After sleeping poorly on the Hide-A-Bed in the sitting room of Jenny’s suite, Sam had arisen with two kids jumping up and down, yelling at each other while their mother entered the room carrying the promised costume. Sam took the outfit and headed to the bathroom to change into it. When she walked out the door and looked into the full-length mirror across the room, she flinched. “I look like a hooker from South Beach,” she said, then could’ve bitten her tongue.
“What’s a hooker, Mrs. Granger?” Mellie asked.
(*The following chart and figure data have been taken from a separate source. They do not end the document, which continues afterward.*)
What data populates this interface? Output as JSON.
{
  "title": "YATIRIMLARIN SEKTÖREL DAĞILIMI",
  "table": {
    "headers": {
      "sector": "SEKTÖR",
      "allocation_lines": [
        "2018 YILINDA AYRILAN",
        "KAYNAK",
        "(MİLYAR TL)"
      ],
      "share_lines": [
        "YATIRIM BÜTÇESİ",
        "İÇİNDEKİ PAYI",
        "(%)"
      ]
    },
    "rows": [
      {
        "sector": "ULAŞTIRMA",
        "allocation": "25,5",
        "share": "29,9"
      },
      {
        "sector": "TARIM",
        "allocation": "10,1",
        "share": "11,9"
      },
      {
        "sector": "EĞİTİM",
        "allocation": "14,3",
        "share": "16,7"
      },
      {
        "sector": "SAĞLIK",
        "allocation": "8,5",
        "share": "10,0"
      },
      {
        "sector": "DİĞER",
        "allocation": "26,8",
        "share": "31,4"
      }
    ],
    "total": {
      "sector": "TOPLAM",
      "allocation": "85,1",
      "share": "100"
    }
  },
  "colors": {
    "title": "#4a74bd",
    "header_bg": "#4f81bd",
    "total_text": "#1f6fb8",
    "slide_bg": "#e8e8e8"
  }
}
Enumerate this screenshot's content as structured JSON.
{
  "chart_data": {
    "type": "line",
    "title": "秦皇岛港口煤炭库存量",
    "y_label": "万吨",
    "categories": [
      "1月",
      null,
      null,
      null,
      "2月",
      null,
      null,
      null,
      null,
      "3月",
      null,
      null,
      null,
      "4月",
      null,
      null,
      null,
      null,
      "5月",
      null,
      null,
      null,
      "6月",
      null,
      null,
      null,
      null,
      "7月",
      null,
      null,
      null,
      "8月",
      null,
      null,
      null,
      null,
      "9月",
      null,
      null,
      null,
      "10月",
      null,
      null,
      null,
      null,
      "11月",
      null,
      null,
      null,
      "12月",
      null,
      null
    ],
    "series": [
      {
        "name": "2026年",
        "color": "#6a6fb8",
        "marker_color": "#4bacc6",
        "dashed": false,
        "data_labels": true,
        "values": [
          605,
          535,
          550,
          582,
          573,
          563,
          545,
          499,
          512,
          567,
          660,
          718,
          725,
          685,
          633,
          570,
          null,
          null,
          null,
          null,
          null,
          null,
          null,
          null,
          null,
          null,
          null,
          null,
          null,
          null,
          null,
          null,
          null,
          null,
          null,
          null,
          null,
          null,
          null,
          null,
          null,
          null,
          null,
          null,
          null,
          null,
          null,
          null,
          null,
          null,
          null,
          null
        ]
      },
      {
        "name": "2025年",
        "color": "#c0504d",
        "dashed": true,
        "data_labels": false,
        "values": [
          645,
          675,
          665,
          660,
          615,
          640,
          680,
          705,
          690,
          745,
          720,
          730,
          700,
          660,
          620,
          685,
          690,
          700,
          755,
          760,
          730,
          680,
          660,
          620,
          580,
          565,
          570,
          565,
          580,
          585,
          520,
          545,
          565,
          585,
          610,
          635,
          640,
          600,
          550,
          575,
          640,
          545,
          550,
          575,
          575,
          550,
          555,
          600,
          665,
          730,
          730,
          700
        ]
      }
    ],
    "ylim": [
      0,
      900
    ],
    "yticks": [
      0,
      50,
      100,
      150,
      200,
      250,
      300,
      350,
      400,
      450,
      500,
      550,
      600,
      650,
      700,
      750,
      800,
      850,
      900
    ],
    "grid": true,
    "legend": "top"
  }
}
“Sorry, you’d think I didn’t grow up in a house with six younger kids,” Sam said to Jenny, not about to admit that her street-tough south-Boston brothers knew a lot more than that when they were Mellie’s age.
“A hooker is a bad lady,” Tiff explained, although from her expression, her mother and Sam figured she really wasn’t sure.
“But Lt. O’Hara isn’t bad,” Mellie said.
“I didn’t mean it that way. It’s just that this getup’s uncomfortable.” Sam tugged at the spandex miniskirt and tried to shift the plunging neckline of the uniform so it didn’t reveal quite so much of her “best assets,” as Matt liked to call them.